A. Lyle Broadfoot (1930-2020)
Dr. Lyle Broadfoot passed away on August 30. Lyle earned a Bachelor of Engineering at the University of Saskatchewan in Saskatoon, Canada, in 1956, and then spent two years as an engineer with the Defense Research Board in Ottawa. He returned to the University of Saskatchwan to earn an M.S. (1960) and Ph.D. (1963) in physics. Lyle worked for 15 years at the Kitt Peak National Observatory in Tucson, Arizona, as a physicist in the space division. In 1979, Dr.

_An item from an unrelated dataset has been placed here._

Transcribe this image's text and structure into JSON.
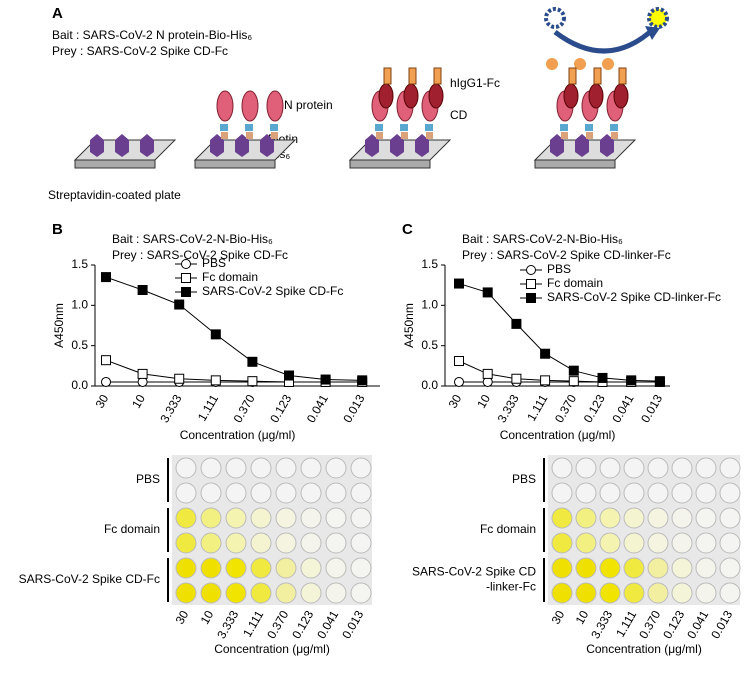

Broadfoot became a research scientist and associate physicist at the Space Engineering Research Center at the University of Southern California, Los Angeles. Lyle joined LPL in 1982 as a Senior Research Scientist; he retired from LPL in 2003.
At LPL, Dr. Broadfoot led the group responsible for building the first Extreme Ultraviolet Spectrometers to observe every planet but Earth and Mars. He also discovered the auroras on Jupiter, Saturn, Uranus, and Neptune, and determined the vertical profiles of atmospheric density and composition for Jupiter, Saturn, Uranus, Neptune, Titan and Triton by occultation. Dr. Broadfoot received multiple awards from NASA, including several Exceptional Scientific Achievement Medals and Group Achievement Awards for Voyager science instrument development and for Voyager science investigations. He was also recognized with Group Achievement Awards for the Galileo Gaspra encounter team and the Galileo Ida encounter/Dactyl discovery team.
(Excerpted from Marquis Who's Who, February 22, 2019).